Sorry, I work in a manufacturing plant and all of our machines are separate.
"Full-line integration" is a guy walking the length of the line pushing start/stop buttons or plugging/unplugging equipment.
A lot of our control boxes are relay ladder logic, but with actual relays. We have three-and-a-half machines with PLCs in them, though we just got three shiny new (2013) Bosch machines with ethernet-controlled motor drives in them that I can't wait to fondle.
Actually, a bunch of the standalone gear is pretty computerized; the metal detectors, automatic scales, and inkjet printers are really tightly integrated pieces of standalone equipment. They're always working and have straightforward plain-english warning and caution messages, so I don't have any complaints about those things.

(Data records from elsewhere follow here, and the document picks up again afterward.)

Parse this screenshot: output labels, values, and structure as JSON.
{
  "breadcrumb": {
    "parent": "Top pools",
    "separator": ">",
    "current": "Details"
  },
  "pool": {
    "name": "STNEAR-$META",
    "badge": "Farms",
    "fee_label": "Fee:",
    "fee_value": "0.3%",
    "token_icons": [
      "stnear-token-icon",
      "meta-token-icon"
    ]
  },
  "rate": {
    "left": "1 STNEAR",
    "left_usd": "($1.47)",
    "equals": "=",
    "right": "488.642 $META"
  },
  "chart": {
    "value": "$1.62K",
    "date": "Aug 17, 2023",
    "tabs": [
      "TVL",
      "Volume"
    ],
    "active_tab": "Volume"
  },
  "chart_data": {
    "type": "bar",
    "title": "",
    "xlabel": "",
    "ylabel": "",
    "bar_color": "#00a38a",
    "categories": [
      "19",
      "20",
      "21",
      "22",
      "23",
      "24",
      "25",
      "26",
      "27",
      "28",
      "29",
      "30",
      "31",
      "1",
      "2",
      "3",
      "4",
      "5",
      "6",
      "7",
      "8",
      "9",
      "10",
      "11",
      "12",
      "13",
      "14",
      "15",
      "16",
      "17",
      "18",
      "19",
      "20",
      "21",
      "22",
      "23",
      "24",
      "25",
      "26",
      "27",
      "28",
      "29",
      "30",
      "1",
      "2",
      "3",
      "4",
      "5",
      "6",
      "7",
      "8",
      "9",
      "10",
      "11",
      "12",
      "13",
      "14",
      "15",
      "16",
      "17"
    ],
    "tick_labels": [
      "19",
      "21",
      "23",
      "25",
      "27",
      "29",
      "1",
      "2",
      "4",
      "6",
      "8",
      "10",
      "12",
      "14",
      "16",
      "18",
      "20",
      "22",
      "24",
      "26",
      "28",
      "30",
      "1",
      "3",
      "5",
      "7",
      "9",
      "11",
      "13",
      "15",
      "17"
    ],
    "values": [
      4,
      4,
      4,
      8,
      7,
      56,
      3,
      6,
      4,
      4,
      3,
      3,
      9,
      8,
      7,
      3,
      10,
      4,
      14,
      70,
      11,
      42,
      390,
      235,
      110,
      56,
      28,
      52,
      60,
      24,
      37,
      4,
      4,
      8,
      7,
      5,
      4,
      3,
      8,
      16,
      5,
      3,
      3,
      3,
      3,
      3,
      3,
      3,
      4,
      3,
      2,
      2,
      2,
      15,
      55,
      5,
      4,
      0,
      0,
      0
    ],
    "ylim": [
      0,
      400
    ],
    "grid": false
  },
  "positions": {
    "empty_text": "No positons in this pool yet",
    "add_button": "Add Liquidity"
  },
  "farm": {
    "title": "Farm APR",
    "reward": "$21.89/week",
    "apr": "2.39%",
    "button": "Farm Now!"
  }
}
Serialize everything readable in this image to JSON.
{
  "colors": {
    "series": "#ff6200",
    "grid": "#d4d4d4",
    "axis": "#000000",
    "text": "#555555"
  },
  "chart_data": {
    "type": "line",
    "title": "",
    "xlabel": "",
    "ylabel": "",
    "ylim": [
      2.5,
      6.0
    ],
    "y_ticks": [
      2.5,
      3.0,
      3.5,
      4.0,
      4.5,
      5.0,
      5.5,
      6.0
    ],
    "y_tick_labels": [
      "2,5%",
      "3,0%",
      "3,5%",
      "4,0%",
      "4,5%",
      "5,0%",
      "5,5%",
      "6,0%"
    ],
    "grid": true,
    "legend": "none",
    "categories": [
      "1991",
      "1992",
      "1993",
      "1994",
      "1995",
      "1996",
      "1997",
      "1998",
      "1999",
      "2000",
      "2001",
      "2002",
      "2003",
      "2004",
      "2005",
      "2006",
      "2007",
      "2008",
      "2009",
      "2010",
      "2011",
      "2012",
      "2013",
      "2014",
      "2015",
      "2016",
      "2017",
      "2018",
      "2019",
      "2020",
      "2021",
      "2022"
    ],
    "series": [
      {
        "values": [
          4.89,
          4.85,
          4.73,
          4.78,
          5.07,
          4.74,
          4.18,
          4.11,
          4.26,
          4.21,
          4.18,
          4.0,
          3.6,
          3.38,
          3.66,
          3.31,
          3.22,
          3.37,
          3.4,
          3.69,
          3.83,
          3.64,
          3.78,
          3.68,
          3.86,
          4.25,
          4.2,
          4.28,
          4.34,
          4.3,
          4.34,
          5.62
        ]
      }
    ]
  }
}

Our newest piece of equipment is literally a Raspberry Pi with HDMI touchscreen in a stainless-steel case and a "serial" cord running to the equipment, which has a handful of servos, steppers, and solenoids. It appears to have been banged out by six guys in their basement, and the customer support and service help desk bears this notion out.
I have a vision that will eventually integrate all the equipment capable of being on a network to be on a network so that at least all the clocks are in sync. This may happen sometime after we get an air system that has an oil separator/dryer on it so I don't have to walk to every machine in the plant and drain water out of the water separators (if equipped) or pneumatic cylinders.